The recent school shooting in Nashville, which is just the latest of too many school shootings and mass shootings in this country, has left me with a conclusion I did not want to reach. It makes me sad and angry to think about it. However, I can’t see around it.
Are you ready for it?
I have concluded our elected officials don’t really want to solve the problem of mass shootings. They’re raking in too much political hay from grandstanding about them and blasting the “other” party for what they want to do and/or their lack of action.
I know that’s a terrible thing to say. However, look what happens whenever one of these events happen. We get lots of grandstanding, yelling, screaming and righteous indignation. There are also fundraising pleas from organizations and political action committees seeking to fight whatever the other side wants to do. In the end, however, little or nothing gets done.
If they were really serious, they would stop with the rhetoric and get to work. The President, the leadership of Congress, and the leaders of both parties would set up a bipartisan panel to look at the issue, get testimony from experts, law officers and victims, and try to create a bipartisan action plan based on the conclusions they have reached.
Fat chance of that ever happening with our current people in Washington.
That’s how American politics are these days. Our elected representatives have no real desire to solve problems. They’d rather make a lot of noise about them so they can get their donations while doing absolutely nothing. The only exception is they will act if it makes them look good to their constituents and makes their opponents look bad.
Our politicians make every issue a political issue and use them to divide us. An example of this was the nation’s response to the coronavirus Covid-19 pandemic. It should have been treated as a public health issue. It was treated as a political issue with all kinds of grandstanding.

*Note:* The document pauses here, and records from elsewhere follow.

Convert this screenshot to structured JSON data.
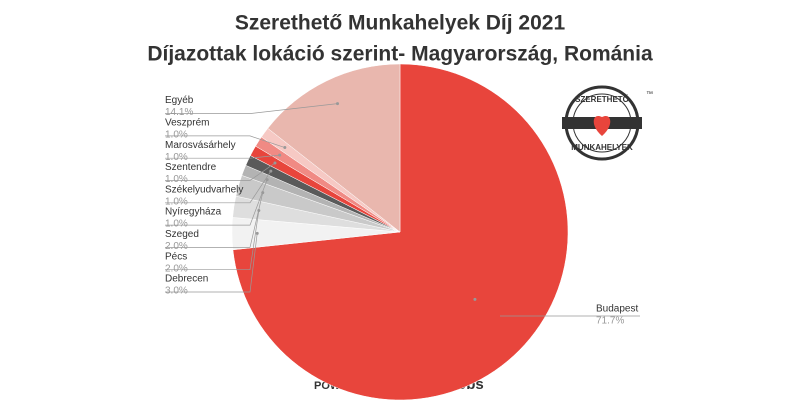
{
  "chart_data": {
    "type": "pie",
    "title": "Szerethető Munkahelyek Díj 2021",
    "subtitle": "Díjazottak lokáció szerint- Magyarország, Románia",
    "categories": [
      "Budapest",
      "Debrecen",
      "Pécs",
      "Szeged",
      "Nyíregyháza",
      "Székelyudvarhely",
      "Szentendre",
      "Marosvásárhely",
      "Veszprém",
      "Egyéb"
    ],
    "values": [
      71.7,
      3.0,
      2.0,
      2.0,
      1.0,
      1.0,
      1.0,
      1.0,
      1.0,
      14.1
    ],
    "value_labels": [
      "71.7%",
      "3.0%",
      "2.0%",
      "2.0%",
      "1.0%",
      "1.0%",
      "1.0%",
      "1.0%",
      "1.0%",
      "14.1%"
    ],
    "colors": [
      "#e8453c",
      "#f2f2f2",
      "#dedede",
      "#c9c9c9",
      "#b3b3b3",
      "#5a5a5a",
      "#e8453c",
      "#f08a84",
      "#f6c9c4",
      "#e9b7ae"
    ]
  },
  "logo": {
    "top": "SZERETHETŐ",
    "bottom": "MUNKAHELYEK",
    "mark": "™"
  },
  "footer": {
    "powered": "POWERED BY",
    "brand": "DreamJobs"
  }
}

The result? Over 106.2 million Americans have had the virus, and 1.16 million have died. Those are the highest numbers for any country in the world.
The American border with Mexico is another example. We could have a just and fair border and immigration policy, but the very people who could create such a policy are the people who are making political hay from grandstanding about the situation as it is.

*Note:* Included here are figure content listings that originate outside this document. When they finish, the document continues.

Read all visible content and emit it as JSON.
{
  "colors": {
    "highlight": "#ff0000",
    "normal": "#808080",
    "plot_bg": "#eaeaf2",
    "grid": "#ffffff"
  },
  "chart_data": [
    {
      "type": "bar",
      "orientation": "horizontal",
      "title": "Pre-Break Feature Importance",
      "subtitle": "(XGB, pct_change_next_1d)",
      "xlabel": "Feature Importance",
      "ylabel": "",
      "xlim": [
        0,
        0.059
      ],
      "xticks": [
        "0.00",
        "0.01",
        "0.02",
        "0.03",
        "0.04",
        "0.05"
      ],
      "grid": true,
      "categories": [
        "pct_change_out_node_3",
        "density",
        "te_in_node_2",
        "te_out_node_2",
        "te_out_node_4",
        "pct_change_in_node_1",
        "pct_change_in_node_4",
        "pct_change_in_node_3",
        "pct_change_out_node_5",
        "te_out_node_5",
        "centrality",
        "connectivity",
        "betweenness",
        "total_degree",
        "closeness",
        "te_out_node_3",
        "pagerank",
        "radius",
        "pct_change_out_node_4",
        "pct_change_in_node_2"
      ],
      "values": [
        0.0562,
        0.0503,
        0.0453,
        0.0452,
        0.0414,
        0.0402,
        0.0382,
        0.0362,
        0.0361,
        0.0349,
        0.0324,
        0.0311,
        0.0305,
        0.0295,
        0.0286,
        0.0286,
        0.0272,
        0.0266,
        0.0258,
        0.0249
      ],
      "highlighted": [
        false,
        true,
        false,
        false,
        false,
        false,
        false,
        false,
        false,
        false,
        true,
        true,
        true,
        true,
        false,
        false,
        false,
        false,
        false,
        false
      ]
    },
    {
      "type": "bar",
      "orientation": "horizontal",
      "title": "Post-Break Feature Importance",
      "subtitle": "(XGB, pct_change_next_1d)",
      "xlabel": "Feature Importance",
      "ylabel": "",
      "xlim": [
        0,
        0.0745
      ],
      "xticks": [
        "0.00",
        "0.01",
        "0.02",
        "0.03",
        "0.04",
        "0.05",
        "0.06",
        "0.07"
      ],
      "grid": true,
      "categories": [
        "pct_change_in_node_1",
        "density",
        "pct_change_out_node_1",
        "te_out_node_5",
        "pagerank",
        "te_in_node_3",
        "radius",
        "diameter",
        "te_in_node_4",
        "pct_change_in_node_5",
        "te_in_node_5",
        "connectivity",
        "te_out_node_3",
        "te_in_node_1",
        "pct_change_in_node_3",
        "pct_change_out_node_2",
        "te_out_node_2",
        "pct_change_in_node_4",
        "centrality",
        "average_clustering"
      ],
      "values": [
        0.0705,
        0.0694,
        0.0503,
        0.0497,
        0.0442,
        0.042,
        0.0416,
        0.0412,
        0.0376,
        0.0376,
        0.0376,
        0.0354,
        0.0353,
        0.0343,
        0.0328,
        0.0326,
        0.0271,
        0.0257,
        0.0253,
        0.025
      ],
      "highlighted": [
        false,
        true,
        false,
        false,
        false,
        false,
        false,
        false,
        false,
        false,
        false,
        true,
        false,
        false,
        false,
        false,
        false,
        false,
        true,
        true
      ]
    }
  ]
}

One of my all-time favorite TV series was a British satire series from the early 1980s, “Yes, Minister!” and its follow-up, “Yes, Prime Minister!” It followed the misadventures of Jim Hacker, a well-intentioned but not very bright Member of Parliament who became a cabinet minister when a new government was elected.

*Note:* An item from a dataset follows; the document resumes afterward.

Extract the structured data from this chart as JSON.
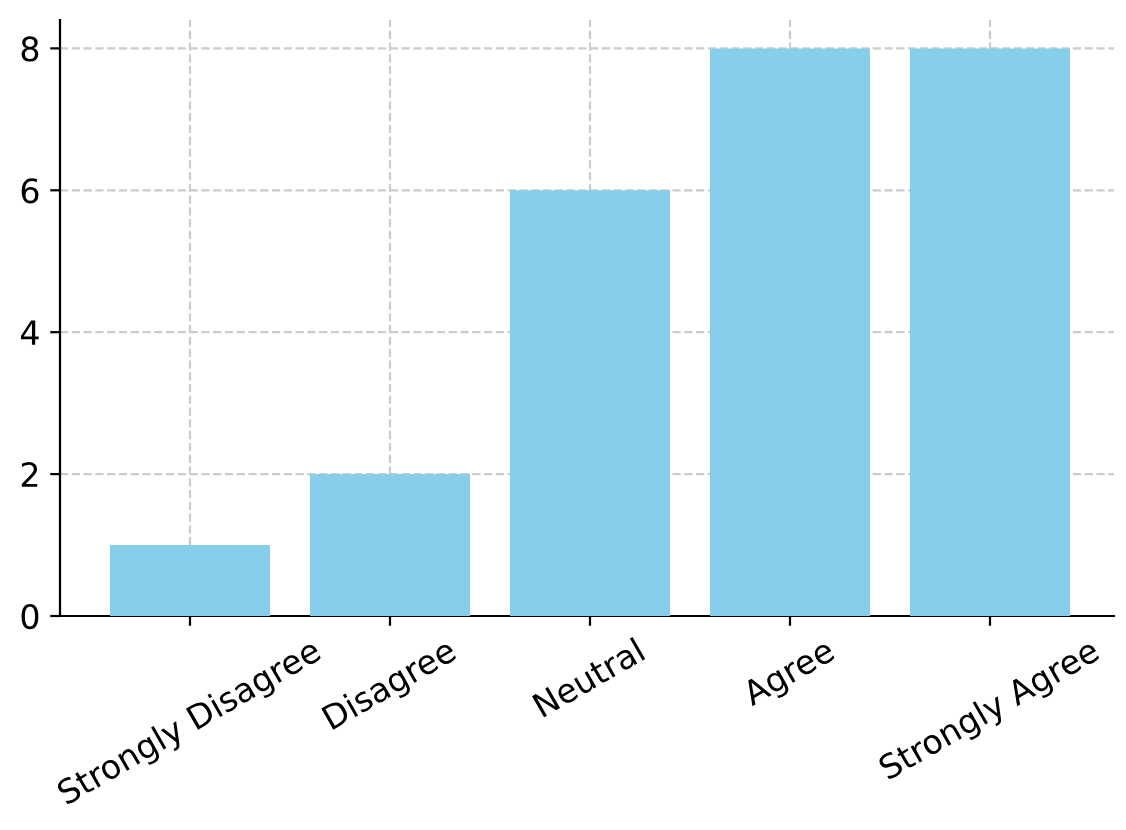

In his department, Hacker often clashes with the lead civil servant, Sir Humphrey Appleby, who appears to have made it his life mission to make sure nothing ever changes or gets done.
In one episode, Hacker is delighted to hear he’s been appointed to head a special commission to create a coordinated transportation plan for the United Kingdom. Sir Humphrey informs Hacker such commissions were formed when the government needed to demonstrate it was doing something. As for a coordinated transportation plan, Sir Humphrey said that would never happen.
The reason such a plan would never come about, Sir Humphrey said, was because the very people and agencies who could create such a plan and carry it out were the same people who benefitted the most from keeping the current system as it was.
This series may have been British satire, but there was a lot of truth in it for us Yanks. I can see this same principle in so many areas of American politics. Clearly, there are big political bucks to be made from grandstanding and getting nothing done.
This won’t change until the American people start holding our politicians accountable and stop rewarding them for their grandstanding. Actions should speak a lot louder than words.
Perhaps we Americans should look somewhere other than Washington for solutions, or most state capitols, for that matter. The grandstanding and lack of action we see in Washington has spread to the states, and many state legislatures have become almost as useless as Congress in actually addressing the issues.
Maybe there are things that can be done on a local level, beyond preparing law enforcement agencies to deal with mass shootings. This is America. There is likely no shortage of ideas out there. If Washington and our politicians won’t deal with problems, it will be up to us to deal with them. If we have to bypass them, then that’s just how it is.
Perhaps we should reward our grandstanding politicians by showering them with bricks rather than awarding them with donations. That might get the point across.